Workspace
James Mwangi/

Introduction to Importing Data in Python

0
Beta
Spinner

Introduction to Importing Data in Python

1. Import the course packages

# Import the course packages
import pandas as pd
import numpy as np
import matplotlib.pyplot as plt
import scipy.io
import h5py
from sas7bdat import SAS7BDAT
from sqlalchemy import create_engine
import pickle

# Import the course datasets
titanic = pd.read_csv("datasets/titanic_sub.csv")
battledeath_2002 = pd.ExcelFile("datasets/battledeath.xlsx").parse("2002")
engine = create_engine('sqlite:///Chinook.sqlite')
con = engine.connect()
rs = con.execute('SELECT * FROM Album')
chinook = pd.DataFrame(rs.fetchall())
seaslug = np.loadtxt("seaslug.txt", delimiter="\t", dtype=str)

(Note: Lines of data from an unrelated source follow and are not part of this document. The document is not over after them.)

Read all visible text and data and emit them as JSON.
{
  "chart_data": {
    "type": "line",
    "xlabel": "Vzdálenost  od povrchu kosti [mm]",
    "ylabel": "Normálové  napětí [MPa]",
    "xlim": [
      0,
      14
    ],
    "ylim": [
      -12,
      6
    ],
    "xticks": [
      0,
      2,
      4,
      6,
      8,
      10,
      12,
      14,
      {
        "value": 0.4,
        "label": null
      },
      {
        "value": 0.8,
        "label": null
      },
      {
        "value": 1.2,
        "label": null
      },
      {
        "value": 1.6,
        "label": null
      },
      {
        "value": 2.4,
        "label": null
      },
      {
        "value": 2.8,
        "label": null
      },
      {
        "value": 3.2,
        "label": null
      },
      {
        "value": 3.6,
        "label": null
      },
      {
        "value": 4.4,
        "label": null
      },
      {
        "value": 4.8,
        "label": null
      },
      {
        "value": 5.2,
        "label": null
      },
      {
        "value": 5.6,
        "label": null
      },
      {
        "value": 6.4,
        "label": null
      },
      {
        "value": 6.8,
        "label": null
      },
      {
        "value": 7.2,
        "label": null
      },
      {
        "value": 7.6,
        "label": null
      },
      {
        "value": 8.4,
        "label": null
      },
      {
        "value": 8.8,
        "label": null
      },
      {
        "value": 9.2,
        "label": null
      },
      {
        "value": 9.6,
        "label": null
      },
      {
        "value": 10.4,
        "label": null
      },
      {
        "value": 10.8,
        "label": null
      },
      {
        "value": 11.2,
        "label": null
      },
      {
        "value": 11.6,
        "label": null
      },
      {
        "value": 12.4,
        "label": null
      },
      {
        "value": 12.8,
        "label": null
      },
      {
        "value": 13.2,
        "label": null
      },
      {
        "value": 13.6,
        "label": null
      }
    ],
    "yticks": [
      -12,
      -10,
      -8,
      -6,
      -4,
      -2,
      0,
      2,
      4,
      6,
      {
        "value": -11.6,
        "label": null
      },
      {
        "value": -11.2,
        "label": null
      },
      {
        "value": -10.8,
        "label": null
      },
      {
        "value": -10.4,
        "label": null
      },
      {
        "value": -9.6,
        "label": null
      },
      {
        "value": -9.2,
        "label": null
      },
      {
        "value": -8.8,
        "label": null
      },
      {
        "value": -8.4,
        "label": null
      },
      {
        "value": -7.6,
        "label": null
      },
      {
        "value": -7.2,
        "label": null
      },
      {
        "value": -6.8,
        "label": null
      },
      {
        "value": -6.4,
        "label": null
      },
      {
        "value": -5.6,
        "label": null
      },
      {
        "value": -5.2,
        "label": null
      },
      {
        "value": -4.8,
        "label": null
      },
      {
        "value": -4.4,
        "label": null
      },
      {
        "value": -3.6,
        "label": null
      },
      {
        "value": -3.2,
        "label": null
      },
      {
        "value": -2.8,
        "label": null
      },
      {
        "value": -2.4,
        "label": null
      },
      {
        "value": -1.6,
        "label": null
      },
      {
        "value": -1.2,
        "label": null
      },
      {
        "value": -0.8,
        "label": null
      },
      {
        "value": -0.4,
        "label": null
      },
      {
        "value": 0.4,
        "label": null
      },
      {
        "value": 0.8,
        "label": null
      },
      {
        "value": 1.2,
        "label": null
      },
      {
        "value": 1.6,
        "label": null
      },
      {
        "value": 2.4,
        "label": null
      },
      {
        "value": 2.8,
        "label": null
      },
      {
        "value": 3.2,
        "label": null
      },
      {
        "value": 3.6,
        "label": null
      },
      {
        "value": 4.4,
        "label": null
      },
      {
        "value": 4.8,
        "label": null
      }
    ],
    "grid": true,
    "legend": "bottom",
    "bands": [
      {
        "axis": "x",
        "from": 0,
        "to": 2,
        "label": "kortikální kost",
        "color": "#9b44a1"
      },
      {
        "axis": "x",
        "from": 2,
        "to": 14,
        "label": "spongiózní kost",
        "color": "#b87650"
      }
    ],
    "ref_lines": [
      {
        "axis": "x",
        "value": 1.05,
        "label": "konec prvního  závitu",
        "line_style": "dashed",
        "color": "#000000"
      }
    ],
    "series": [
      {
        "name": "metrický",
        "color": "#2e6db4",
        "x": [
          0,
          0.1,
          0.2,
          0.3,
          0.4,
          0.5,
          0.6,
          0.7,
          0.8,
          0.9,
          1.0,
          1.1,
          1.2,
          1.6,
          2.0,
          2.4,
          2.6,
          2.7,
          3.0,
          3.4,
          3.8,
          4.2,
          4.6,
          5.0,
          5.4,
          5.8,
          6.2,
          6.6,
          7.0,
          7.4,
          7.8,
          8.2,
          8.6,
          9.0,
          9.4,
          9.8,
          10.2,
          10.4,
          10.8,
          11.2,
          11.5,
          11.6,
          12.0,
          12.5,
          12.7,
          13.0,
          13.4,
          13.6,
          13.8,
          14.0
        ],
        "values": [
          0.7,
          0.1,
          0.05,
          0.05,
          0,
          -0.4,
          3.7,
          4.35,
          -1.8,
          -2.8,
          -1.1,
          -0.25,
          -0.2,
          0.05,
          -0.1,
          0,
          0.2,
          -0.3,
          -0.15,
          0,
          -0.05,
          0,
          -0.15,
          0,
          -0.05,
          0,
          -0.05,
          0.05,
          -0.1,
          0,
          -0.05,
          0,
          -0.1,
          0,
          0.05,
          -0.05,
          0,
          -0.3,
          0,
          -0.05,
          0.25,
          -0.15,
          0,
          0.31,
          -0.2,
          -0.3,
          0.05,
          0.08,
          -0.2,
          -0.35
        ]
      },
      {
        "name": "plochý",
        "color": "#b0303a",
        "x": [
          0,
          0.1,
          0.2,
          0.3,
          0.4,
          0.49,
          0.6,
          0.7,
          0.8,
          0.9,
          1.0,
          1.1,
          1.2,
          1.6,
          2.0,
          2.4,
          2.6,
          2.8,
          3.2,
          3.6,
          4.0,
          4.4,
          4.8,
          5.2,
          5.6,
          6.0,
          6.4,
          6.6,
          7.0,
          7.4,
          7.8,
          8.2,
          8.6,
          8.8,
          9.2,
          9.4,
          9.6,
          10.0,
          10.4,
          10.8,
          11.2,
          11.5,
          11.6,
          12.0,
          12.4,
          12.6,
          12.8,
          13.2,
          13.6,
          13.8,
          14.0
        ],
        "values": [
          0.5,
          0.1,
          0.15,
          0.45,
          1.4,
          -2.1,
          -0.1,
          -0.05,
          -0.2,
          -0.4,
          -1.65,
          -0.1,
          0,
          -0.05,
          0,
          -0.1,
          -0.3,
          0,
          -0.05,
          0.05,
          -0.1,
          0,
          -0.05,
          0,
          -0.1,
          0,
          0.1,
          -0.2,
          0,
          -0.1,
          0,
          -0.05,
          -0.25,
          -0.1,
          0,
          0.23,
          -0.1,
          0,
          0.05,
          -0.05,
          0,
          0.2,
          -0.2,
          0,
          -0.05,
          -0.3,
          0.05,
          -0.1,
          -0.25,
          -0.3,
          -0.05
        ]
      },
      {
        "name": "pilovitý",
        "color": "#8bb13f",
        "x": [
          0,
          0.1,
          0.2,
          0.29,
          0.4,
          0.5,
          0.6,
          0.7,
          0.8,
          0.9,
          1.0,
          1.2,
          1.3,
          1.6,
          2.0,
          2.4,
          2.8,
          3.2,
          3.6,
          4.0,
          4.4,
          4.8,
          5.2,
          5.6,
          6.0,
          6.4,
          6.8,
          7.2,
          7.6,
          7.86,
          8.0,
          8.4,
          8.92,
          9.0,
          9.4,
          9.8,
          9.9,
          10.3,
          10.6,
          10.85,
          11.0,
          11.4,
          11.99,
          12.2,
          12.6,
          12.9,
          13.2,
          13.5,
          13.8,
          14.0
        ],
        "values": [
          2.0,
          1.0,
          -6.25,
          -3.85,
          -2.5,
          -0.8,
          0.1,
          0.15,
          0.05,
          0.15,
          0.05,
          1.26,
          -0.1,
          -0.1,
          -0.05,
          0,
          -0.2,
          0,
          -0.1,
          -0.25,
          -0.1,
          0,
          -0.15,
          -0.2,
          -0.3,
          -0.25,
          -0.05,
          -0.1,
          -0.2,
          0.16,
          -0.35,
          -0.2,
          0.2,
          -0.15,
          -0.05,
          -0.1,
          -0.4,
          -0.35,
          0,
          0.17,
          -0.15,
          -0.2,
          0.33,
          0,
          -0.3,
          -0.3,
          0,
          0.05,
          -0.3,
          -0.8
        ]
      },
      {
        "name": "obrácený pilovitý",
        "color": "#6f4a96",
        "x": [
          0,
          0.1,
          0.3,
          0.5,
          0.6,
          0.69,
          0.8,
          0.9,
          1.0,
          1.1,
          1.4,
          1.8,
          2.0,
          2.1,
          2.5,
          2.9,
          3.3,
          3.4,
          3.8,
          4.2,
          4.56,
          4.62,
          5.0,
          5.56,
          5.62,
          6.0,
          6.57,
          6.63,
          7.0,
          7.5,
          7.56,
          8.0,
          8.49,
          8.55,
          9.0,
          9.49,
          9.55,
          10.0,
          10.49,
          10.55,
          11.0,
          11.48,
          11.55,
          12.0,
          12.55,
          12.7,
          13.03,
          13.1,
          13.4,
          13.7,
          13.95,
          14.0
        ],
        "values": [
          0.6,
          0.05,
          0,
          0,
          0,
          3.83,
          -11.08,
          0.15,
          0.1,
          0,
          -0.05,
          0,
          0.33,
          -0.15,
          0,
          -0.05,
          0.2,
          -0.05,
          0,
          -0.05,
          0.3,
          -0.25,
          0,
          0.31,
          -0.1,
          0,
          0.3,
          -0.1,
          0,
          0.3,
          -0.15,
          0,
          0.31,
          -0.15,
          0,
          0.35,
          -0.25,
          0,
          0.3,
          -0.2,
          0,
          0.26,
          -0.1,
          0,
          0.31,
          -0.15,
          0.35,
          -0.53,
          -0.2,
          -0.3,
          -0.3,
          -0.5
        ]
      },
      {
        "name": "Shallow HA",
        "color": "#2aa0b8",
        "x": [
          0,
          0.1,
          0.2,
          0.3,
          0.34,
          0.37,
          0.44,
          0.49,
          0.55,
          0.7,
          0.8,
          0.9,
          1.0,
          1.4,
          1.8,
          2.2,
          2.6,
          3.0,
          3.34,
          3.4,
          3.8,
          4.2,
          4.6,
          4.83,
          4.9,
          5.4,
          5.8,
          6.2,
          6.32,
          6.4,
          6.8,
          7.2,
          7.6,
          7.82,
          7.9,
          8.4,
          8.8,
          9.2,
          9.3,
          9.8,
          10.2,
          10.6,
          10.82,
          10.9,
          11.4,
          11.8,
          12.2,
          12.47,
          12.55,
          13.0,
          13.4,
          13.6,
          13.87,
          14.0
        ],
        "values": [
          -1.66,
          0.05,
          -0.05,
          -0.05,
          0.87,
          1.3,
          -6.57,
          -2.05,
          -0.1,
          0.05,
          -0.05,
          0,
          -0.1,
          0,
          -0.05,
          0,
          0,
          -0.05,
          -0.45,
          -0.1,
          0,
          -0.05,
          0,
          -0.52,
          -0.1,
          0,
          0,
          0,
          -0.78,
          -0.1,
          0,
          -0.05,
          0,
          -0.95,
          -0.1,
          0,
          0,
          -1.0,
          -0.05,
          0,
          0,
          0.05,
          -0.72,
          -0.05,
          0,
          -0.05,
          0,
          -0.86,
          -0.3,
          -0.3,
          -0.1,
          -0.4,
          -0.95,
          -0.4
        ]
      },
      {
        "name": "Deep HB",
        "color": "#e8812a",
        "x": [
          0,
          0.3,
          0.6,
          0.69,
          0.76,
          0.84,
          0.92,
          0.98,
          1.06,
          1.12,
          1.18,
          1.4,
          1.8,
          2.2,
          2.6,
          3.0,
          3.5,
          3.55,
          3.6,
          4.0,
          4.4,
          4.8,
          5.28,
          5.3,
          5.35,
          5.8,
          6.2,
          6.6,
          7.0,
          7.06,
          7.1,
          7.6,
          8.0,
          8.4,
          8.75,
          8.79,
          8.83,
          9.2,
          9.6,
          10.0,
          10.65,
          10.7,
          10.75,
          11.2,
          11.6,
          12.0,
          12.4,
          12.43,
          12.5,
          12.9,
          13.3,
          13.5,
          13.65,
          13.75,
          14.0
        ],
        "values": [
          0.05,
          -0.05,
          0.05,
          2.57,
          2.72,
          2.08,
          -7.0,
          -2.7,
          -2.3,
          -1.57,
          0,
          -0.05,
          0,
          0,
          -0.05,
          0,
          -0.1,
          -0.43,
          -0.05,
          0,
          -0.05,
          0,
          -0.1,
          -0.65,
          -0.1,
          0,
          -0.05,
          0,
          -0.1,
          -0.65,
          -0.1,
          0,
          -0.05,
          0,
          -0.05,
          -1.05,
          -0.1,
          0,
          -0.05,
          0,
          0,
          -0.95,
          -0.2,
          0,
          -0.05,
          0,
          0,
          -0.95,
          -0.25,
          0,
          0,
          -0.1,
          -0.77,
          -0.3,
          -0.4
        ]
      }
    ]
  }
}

1.1.2 Importing entire text files

  • It is a text file that contains the opening sentences of Moby Dick.
# Open a file: file
file = open('moby_dick.txt','r')

# Print it
print(file.read())

# Check whether file is closed
print(file.closed)

# Close file
file.close()

# Check whether file is closed
print(file.closed)

1.1.3 Importing text files line by line

  • For large files,may not want to print all of their content to the shell: may wish to print only the first few lines.
  • Enter the readline() method.
# Read & print the first 3 lines
with open('moby_dick.txt') as file:
    print(file.readline())
    print(file.readline())
    print(file.readline())

1.3.1 Using NumPy to import flat files

  • We'll load the MNIST digit recognition dataset using the numpy function loadtxt()
# Import package
import numpy as np
import matplotlib.pyplot as plt

# Assign filename to variable: file
file = 'digits.csv'

# Load file as array: digits
digits = np.loadtxt(file, delimiter=',', skiprows=1)

# Print datatype of digits
print(type(digits))

# Select and reshape a row
im = digits[21, 1:]
im_sq = np.reshape(im, (28, 28))

# Plot reshaped data (matplotlib.pyplot already loaded as plt)
plt.imshow(im_sq, cmap='Greys', interpolation='nearest')
plt.show()

1.3.2 Customizing your NumPy import

  • a number of arguments that np.loadtxt() takes that are useful:
  • delimiter changes the delimiter that loadtxt() is expecting.
  • ',' for comma-delimited.
  • '\t' for tab-delimited.
  • skiprows to specify how many rows (not indices) to skip
  • usecols takes list of the indices of the columns to keep.
# Import numpy
import numpy as np

# Assign the filename: file
file = 'digits_header.txt'

# Load the data: data
data = np.loadtxt(file, delimiter='\t', skiprows=1, usecols=[0,3])

# Print data
print(data)

1.3.3 Importing different datatypes

  • These data consists of percentage of sea slug larvae that had metamorphosed in a given time period.

  • Due to the header,to import it using np.loadtxt(),

  • Python would throw you a ValueError(tell you that it could not convert string to float).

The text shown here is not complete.